As the band performed some fast-paced tunes, an Irish dancer in the audience jigged around the floor like a leprechaun who had overdosed on caffeine. Where had she learned to dance so well? Why had she pursued Irish dancing instead of, say, watercolor painting as a creative outlet? Had she practiced these moves to Fairport albums in the privacy of her living room, or was she just swept up in the spirit of rhythms she’d never heard before?

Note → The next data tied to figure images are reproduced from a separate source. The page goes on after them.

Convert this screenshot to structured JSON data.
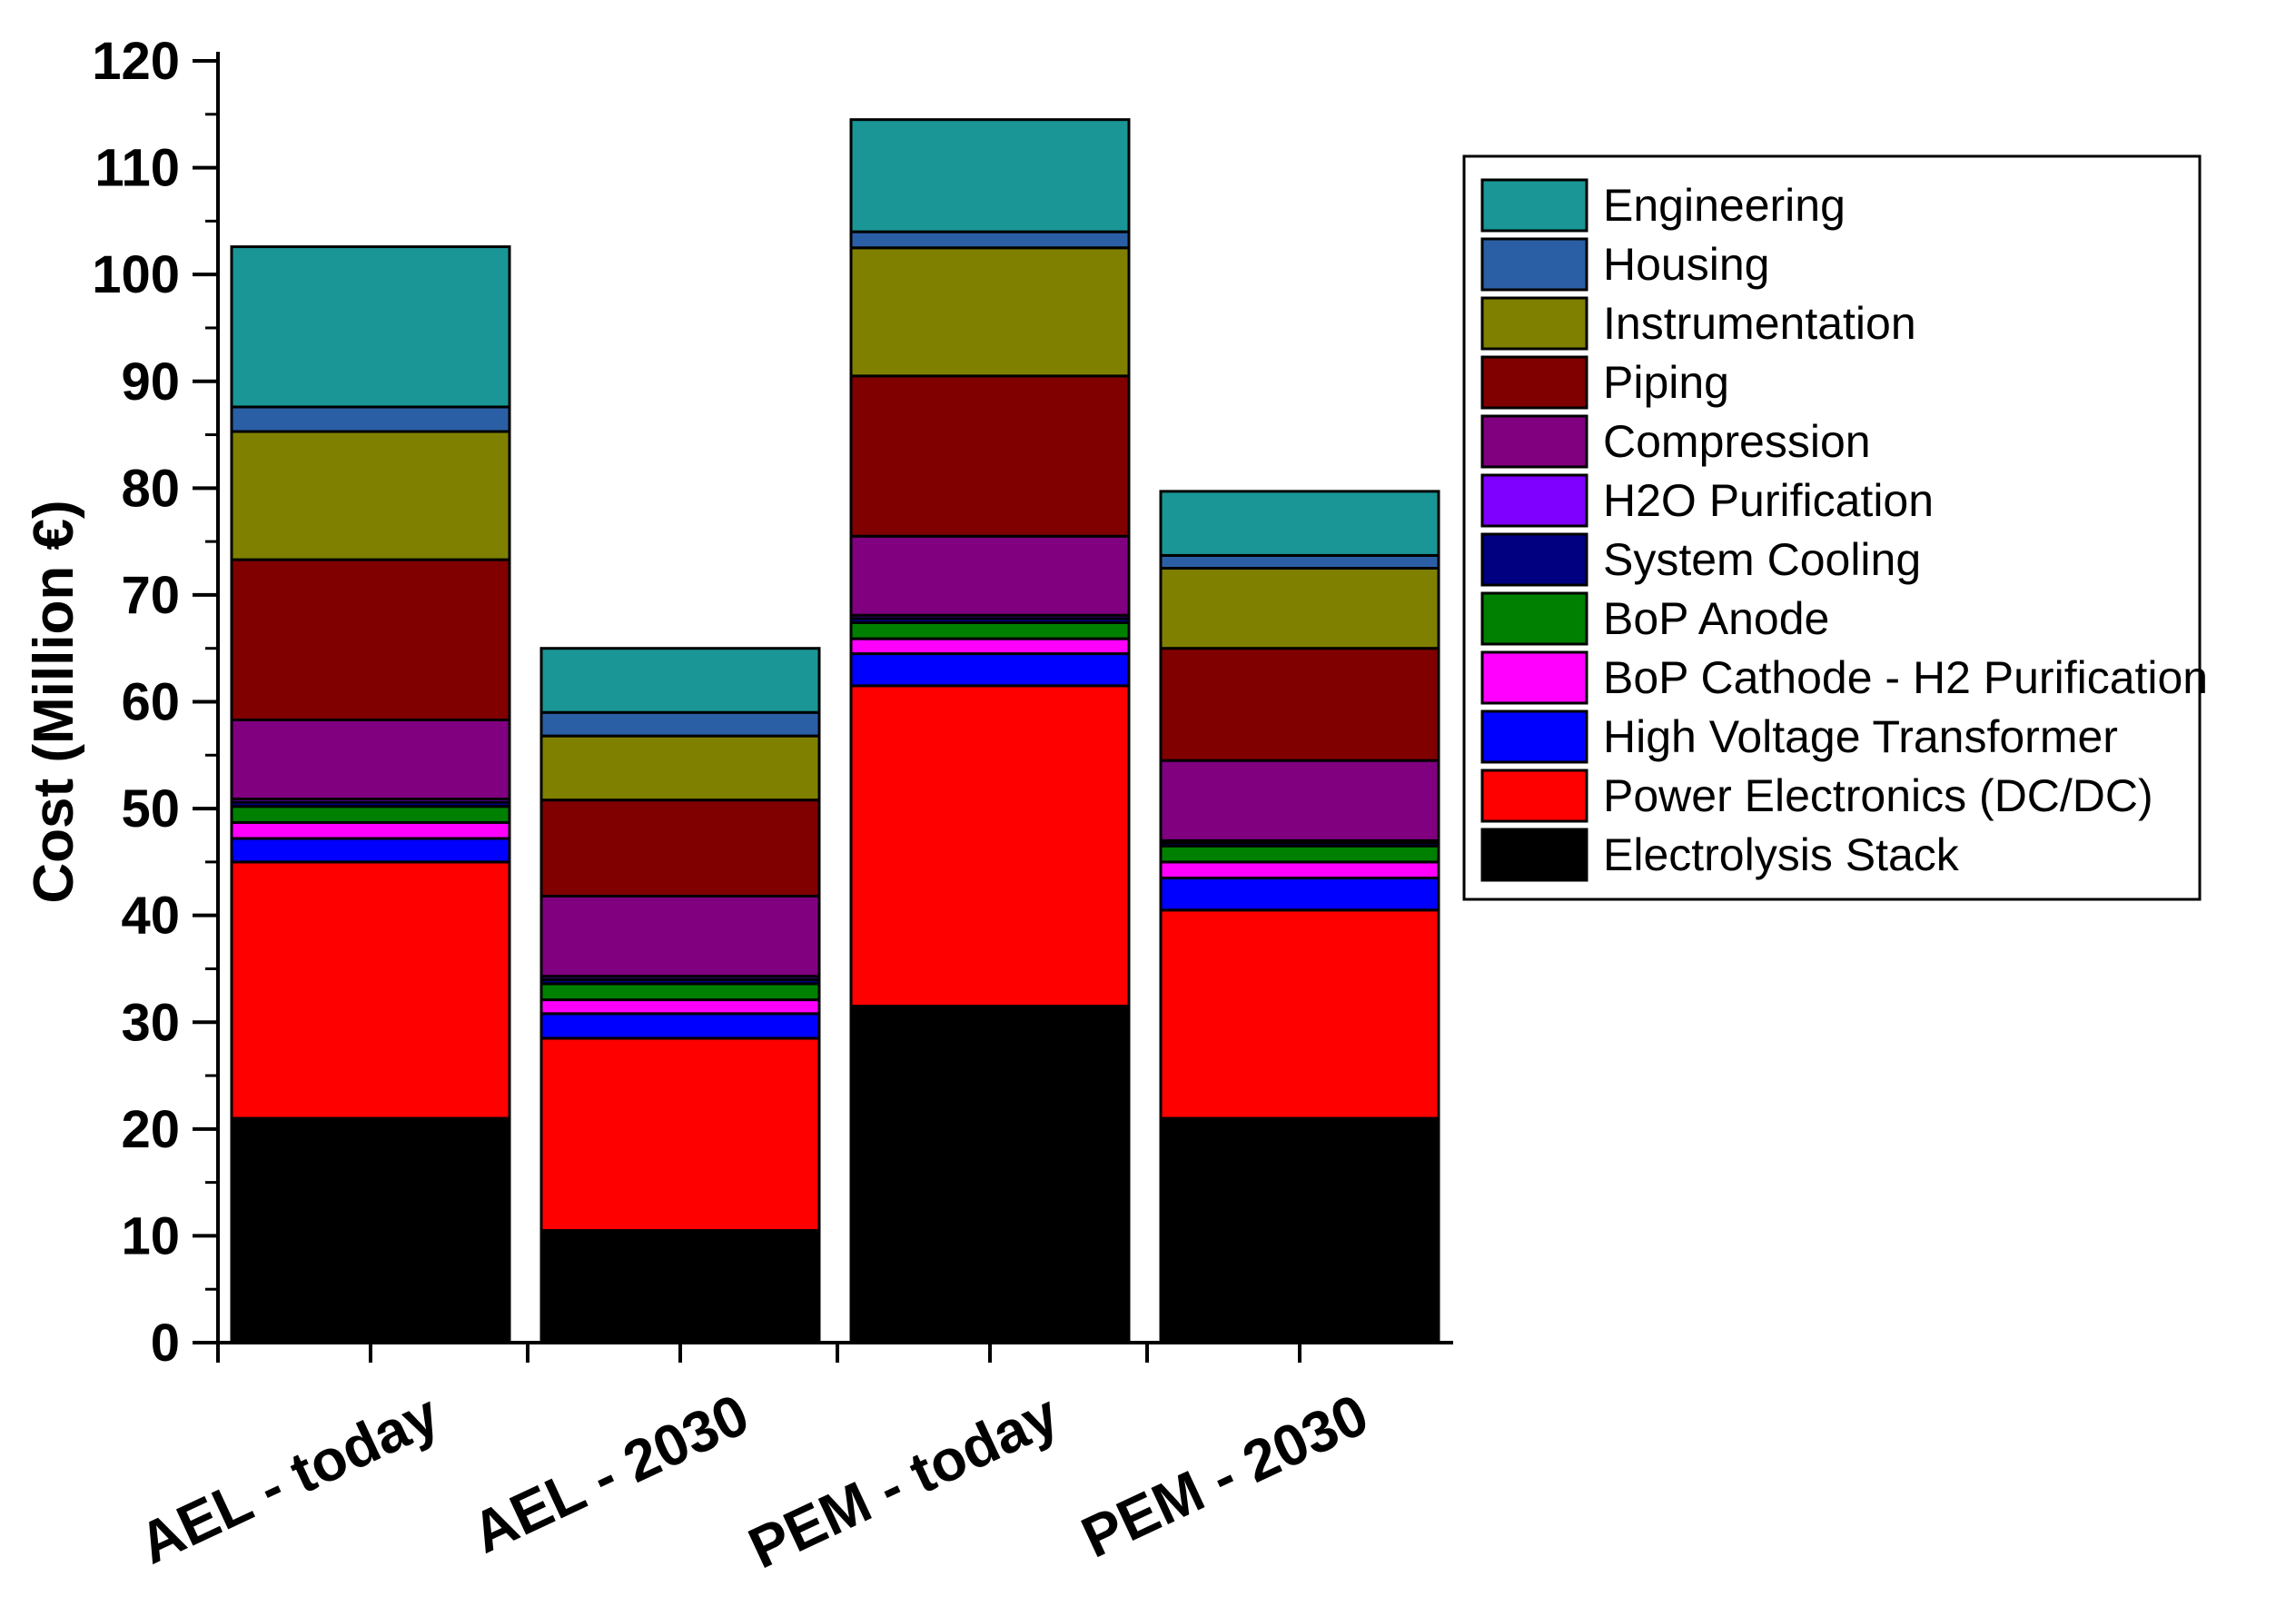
{
  "chart_data": {
    "type": "bar",
    "stacked": true,
    "title": "",
    "xlabel": "",
    "ylabel": "Cost (Million €)",
    "ylim": [
      0,
      120
    ],
    "yticks": [
      0,
      10,
      20,
      30,
      40,
      50,
      60,
      70,
      80,
      90,
      100,
      110,
      120
    ],
    "categories": [
      "AEL - today",
      "AEL - 2030",
      "PEM - today",
      "PEM - 2030"
    ],
    "legend_position": "right",
    "series": [
      {
        "name": "Electrolysis Stack",
        "color": "#000000",
        "values": [
          21.0,
          10.5,
          31.5,
          21.0
        ]
      },
      {
        "name": "Power Electronics (DC/DC)",
        "color": "#ff0000",
        "values": [
          24.0,
          18.0,
          30.0,
          19.5
        ]
      },
      {
        "name": "High Voltage Transformer",
        "color": "#0000ff",
        "values": [
          2.2,
          2.3,
          3.0,
          3.0
        ]
      },
      {
        "name": "BoP Cathode - H2 Purification",
        "color": "#ff00ff",
        "values": [
          1.5,
          1.3,
          1.4,
          1.5
        ]
      },
      {
        "name": "BoP Anode",
        "color": "#008000",
        "values": [
          1.5,
          1.5,
          1.5,
          1.5
        ]
      },
      {
        "name": "System Cooling",
        "color": "#000080",
        "values": [
          0.4,
          0.4,
          0.4,
          0.3
        ]
      },
      {
        "name": "H2O Purification",
        "color": "#8000ff",
        "values": [
          0.3,
          0.3,
          0.3,
          0.2
        ]
      },
      {
        "name": "Compression",
        "color": "#800080",
        "values": [
          7.4,
          7.5,
          7.4,
          7.5
        ]
      },
      {
        "name": "Piping",
        "color": "#800000",
        "values": [
          15.0,
          9.0,
          15.0,
          10.5
        ]
      },
      {
        "name": "Instrumentation",
        "color": "#808000",
        "values": [
          12.0,
          6.0,
          12.0,
          7.5
        ]
      },
      {
        "name": "Housing",
        "color": "#2b5fa5",
        "values": [
          2.3,
          2.2,
          1.5,
          1.2
        ]
      },
      {
        "name": "Engineering",
        "color": "#1a9696",
        "values": [
          15.0,
          6.0,
          10.5,
          6.0
        ]
      }
    ]
  }
}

The dancer zipped past a waitress who would probably have enjoyed the concert a lot more if she were not on the clock. She served drinks to two yuppies who were on different wavelengths: one wanted to hear the music, while the other wanted to nap.
Meanwhile, I wandered to the edge of the stage so I could gawk at Dave Pegg’s fingers as they glided across the neck of his bass. Dozens of people are walking past this club, I thought, with no idea that one of the world’s best musicians is working magic on a bass guitar inside. Would they care even if they knew? Would they stop to listen to his melodic bass lines, or would they totally tune out the bass and focus on the lyrics or the violin? Would they tune out all of the music and just gawk at the Irish dancer? Would they just hurry on home to watch sitcom reruns?
I fleetingly wondered what the protagonist in my current script would think of the concert. “Stop writing,” I scolded myself. “You’re here to enjoy the music.” The Muse scampered back down into my subconscious. Doesn’t the Muse ever need a vacation?
Just in that tiny club for those three hours, there was so much raw humanity on display. Ecstatic faces, depressed faces, body language for a thousand occasions. After, as I walked down the Halloween-drenched sidewalk, I reflected on all I’d seen. Some of those raw observations may eventually serve as fodder for future screenplays. Some will just end up as fond memories of a great concert. Others will vanish from my conscious memory altogether, perhaps to re-emerge in a dream a decade from now.
But the important lesson of the night will remain in my thoughts: stay in touch with the human condition. Live. Breathe. Then return to the cave for a stretch of writing before absorbing more of the real world.